Amélie Addison
Amélie Addison studied cello and baroque cello at the Royal Conservatoire of Scotland and Trinity Laban College of Music & Dance, and has worked as a freelance orchestral, chamber and session player, community music practitioner, instrumental, theory and musicianship tutor, and summer school coach. While in London she co-founded Christian baroque music ensemble Dei Gratia, and has performed and recorded with the New Scottish, New English and All Souls Orchestras. Due to injury and chronic pain she stepped back from performing to complete a PhD in historical musicology at the University of Leeds in 2023, where she has also taught undergraduate seminars in harmony and music history, and coached ensembles and performance classes.
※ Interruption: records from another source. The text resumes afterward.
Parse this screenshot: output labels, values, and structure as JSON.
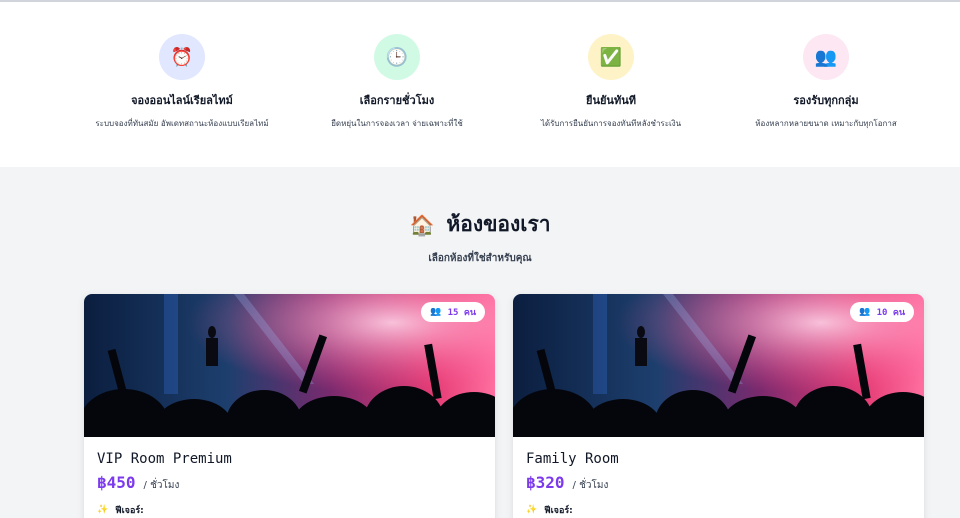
{
  "features": [
    {
      "icon": "alarm-clock-icon",
      "glyph": "⏰",
      "title": "จองออนไลน์เรียลไทม์",
      "desc": "ระบบจองที่ทันสมัย  อัพเดทสถานะห้องแบบเรียลไทม์"
    },
    {
      "icon": "clock-icon",
      "glyph": "🕒",
      "title": "เลือกรายชั่วโมง",
      "desc": "ยืดหยุ่นในการจองเวลา  จ่ายเฉพาะที่ใช้"
    },
    {
      "icon": "check-mark-icon",
      "glyph": "✅",
      "title": "ยืนยันทันที",
      "desc": "ได้รับการยืนยันการจองทันทีหลังชำระเงิน"
    },
    {
      "icon": "users-icon",
      "glyph": "👥",
      "title": "รองรับทุกกลุ่ม",
      "desc": "ห้องหลากหลายขนาด  เหมาะกับทุกโอกาส"
    }
  ],
  "rooms_section": {
    "icon": "house-icon",
    "title": "ห้องของเรา",
    "subtitle": "เลือกห้องที่ใช่สำหรับคุณ"
  },
  "rooms": [
    {
      "name": "VIP Room Premium",
      "price": "฿450",
      "per": "/ ชั่วโมง",
      "capacity": "15 คน",
      "features_label": "ฟีเจอร์:"
    },
    {
      "name": "Family Room",
      "price": "฿320",
      "per": "/ ชั่วโมง",
      "capacity": "10 คน",
      "features_label": "ฟีเจอร์:"
    }
  ],
  "colors": {
    "accent": "#7c3aed",
    "background": "#f3f4f6"
  }
}
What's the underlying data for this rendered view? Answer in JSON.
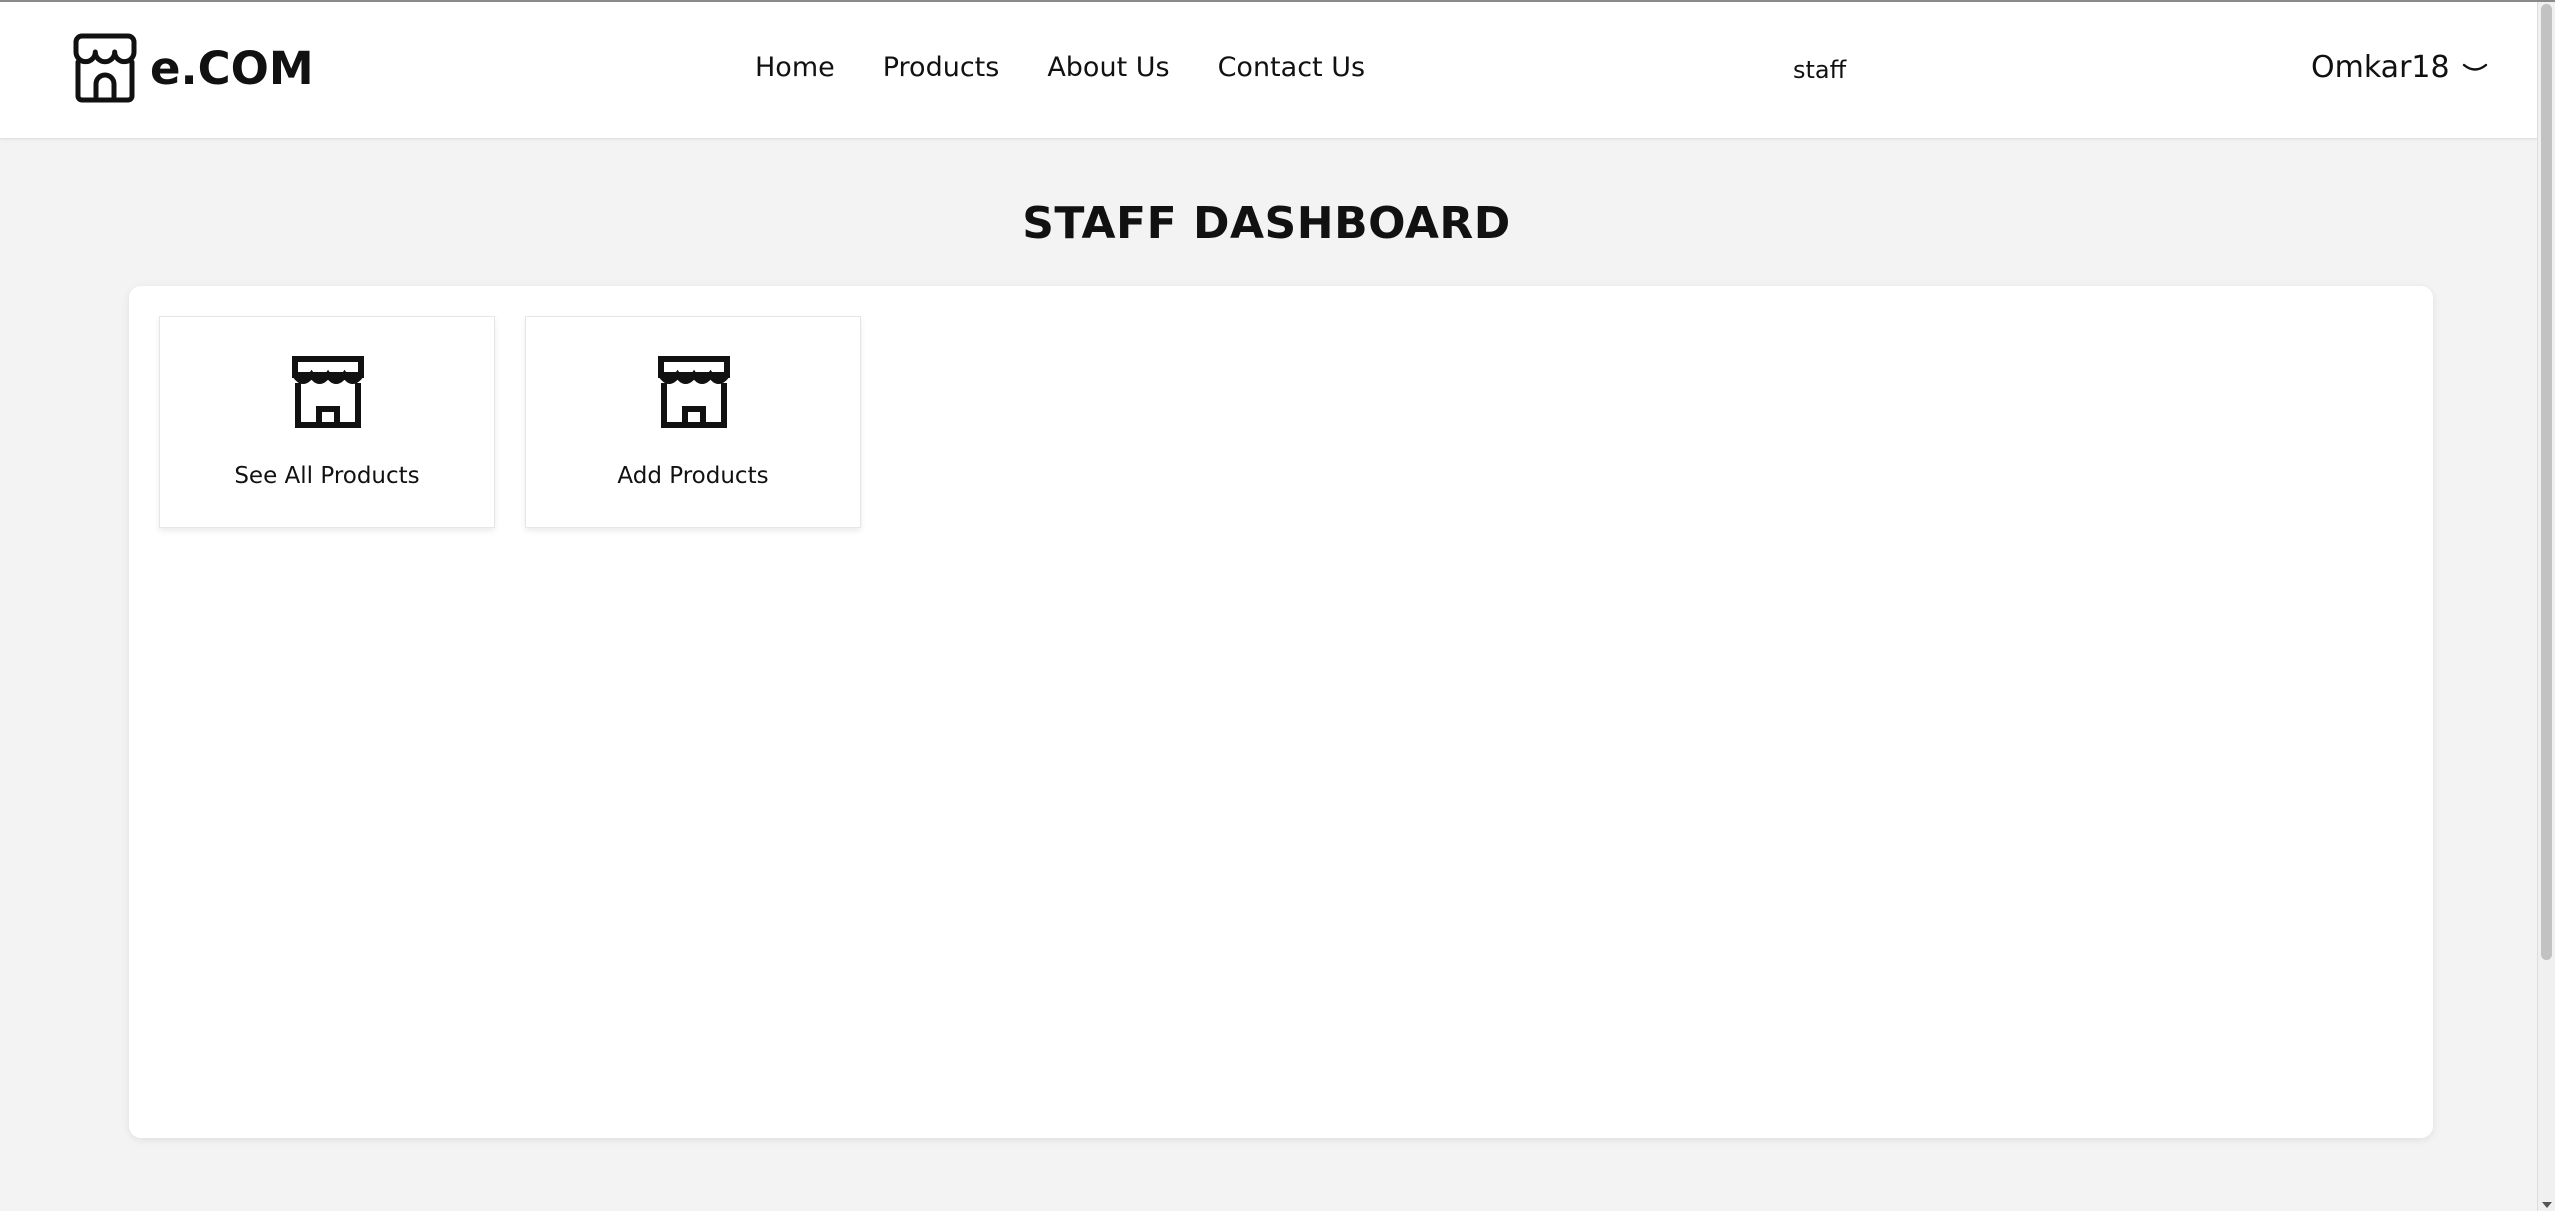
{
  "brand": {
    "name": "e.COM",
    "icon": "store-icon"
  },
  "nav": {
    "items": [
      {
        "label": "Home"
      },
      {
        "label": "Products"
      },
      {
        "label": "About Us"
      },
      {
        "label": "Contact Us"
      }
    ]
  },
  "header": {
    "role": "staff",
    "user": {
      "name": "Omkar18",
      "icon": "chevron-down-icon"
    }
  },
  "main": {
    "title": "STAFF DASHBOARD",
    "cards": [
      {
        "label": "See All Products",
        "icon": "store-icon"
      },
      {
        "label": "Add Products",
        "icon": "store-icon"
      }
    ]
  },
  "colors": {
    "page_background": "#f3f3f3",
    "surface": "#ffffff",
    "text": "#111111"
  }
}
Amélie currently holds a postdoctoral fellowship from Leeds Arts and Humanities Research Institute, where she has been tracing the careers of Victorian circus bandsmen, and a British Society of Eighteenth Century Studies / Northumbria University Fellowship to investigate transmission of popular tunes between theatre, manuscript and oral traditions in Tyneside and Northumberland. She became a Christian while studying cello in Glasgow, was a committed member of CUs as a student, and has acted as a mentor and occasional speaker supporting students at Leeds Conservatoire. A scripture Amélie holds onto is Psalm 73:25-26.